Pare che, appena entrato nella gran sala del teatro, il Maestro battesse più volte le mani per sperimentarne l’acustica: «Come prima, meglio di prima», fu il suo commento.

In quel concerto – oltre all’intoccabile Va pensiero di Verdi (risuonato già ai tempi della dominazione austriaca) – tanti altri brani famosi tra cui un coro di Georg Friedrich Händel: tedesco ma non “nemico” perché la patria della bellezza e dell’intelligenza è il mondo, non l’angustia di una meschina ideologia. Ma il cuore era costituito dall’Inno delle nazioni, composto da Giuseppe Verdi con testo del fido Arrigo Boito appena dopo l’Unità d’Italia per ringraziarne Dio e i due Paesi che l’avevano favorita: l’Inghilterra «di libertà vessillo antico» e la Francia, che aveva sparso il «generoso sangue» dei suoi figli per aiutare l’Italia «terra incatenata». Al termine l’Inno di Mameli (musicato da Novaro), che allora non era ancora inno nazionale, seguito da God Save the Queen e dalla Marsigliese, in onore appunto di quei popoli amici.
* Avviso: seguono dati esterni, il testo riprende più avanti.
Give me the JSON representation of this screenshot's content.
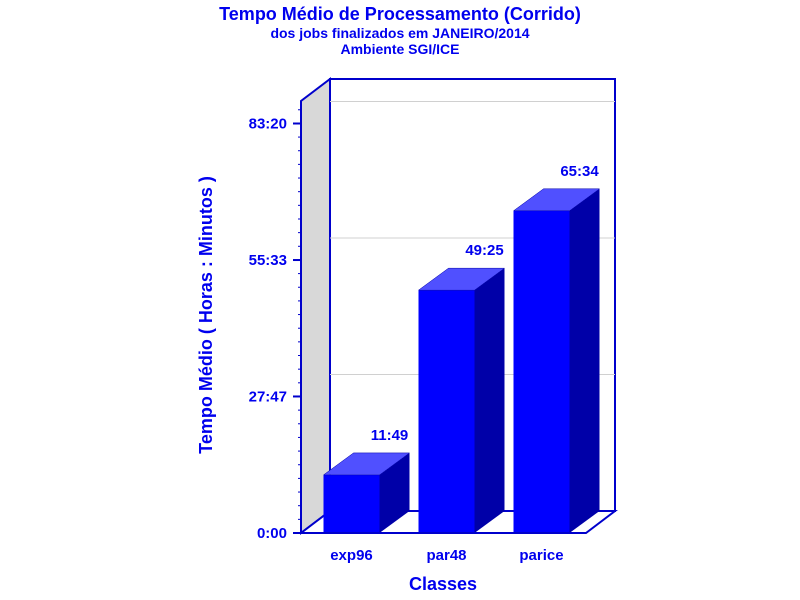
{
  "chart_data": {
    "type": "bar",
    "title": "Tempo Médio de Processamento (Corrido)",
    "subtitle": "dos jobs finalizados em JANEIRO/2014",
    "subtitle2": "Ambiente SGI/ICE",
    "xlabel": "Classes",
    "ylabel": "Tempo Médio ( Horas : Minutos )",
    "categories": [
      "exp96",
      "par48",
      "parice"
    ],
    "values": [
      11.8167,
      49.4167,
      65.5667
    ],
    "value_labels": [
      "11:49",
      "49:25",
      "65:34"
    ],
    "yticks": [
      0,
      27.7833,
      55.55,
      83.3333
    ],
    "ytick_labels": [
      "0:00",
      "27:47",
      "55:33",
      "83:20"
    ],
    "ylim": [
      0,
      88
    ],
    "grid": true,
    "colors": {
      "bar_front": "#0000ff",
      "bar_top": "#5050ff",
      "bar_side": "#0000a8",
      "axis": "#0000cc",
      "text": "#0000ee",
      "wall_side": "#d8d8d8",
      "gridline": "#d0d0d0"
    }
  }
}
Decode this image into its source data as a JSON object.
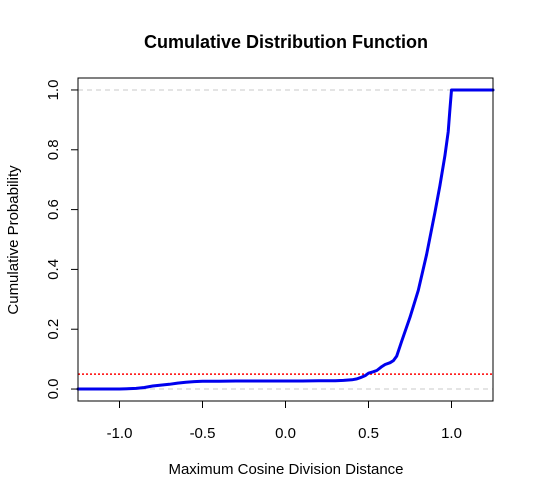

Questa versione sarebbe stata eseguita in altre occasioni, per esempio ai tempi della prima Guerra Mondiale, quando l’Italia era alleata di Francia e Inghilterra.

Nella versione del 1946 Toscanini volle però inserire anche gli inni degli Stati Uniti e dell’Unione sovietica, gli altri Paesi che avevano combattuto il nazifascismo (sì, lo so: nell’URSS c’era Stalin, e in diversi stati americani c’erano ancora penose discriminazioni razziali; ma una cosa alla volta…) 

Possiamo immaginare la commozione di quel grande momento, favorito anche da personaggi provvidenziali come Antonio Ghiringhelli, l’uomo che trovò i soldi per ricostruire la Scala e che ne diventerà lo storico sovrintendente; e come un altro Antonio, il Greppi sindaco socialista e cattolico della Milano di quegli anni, che tanto si adoperò per la rinascita della ‘capitale morale’ (anche questo binomio tra socialismo e cattolicesimo fa parte di una buona tradizione lombarda; se può interessare, mia madre, che andava a messa tutti i giorni, fu chiamata Bruna in onore di quel Giordano Bruno bruciato per eresia a Roma, in Campo dei Fiori, il 17 febbraio 1600; mio nonno era appunto socialista). 

Un grande momento, ho detto. Ecco, nello spettacolo dell’altra sera invece – e torniamo all’attualità – a parte il memorabile finale è mancata forse una tensione magnanima che desse l’idea di quel momento che non esiterei a definire sacro, anche laicamente sacro. Per esempio Milly Carlucci è un’ottima presentatrice per Ballando con le stelle e Bruno Vespa è l’uomo di Porta a porta. Programmi che esprimono benissimo, e con alta professionalità, una dimensione di ordinarietà borghese. Alla Scala ci voleva un aplomb diverso, rispettoso di quella sacralità.

Ma per fortuna a quello ha pensato la Madoninna tutta d’oro e piscinina. Ci ha guardato dall’alto, ci ha preso per mano e ci ha accompagnato verso il suo e nostro Natale.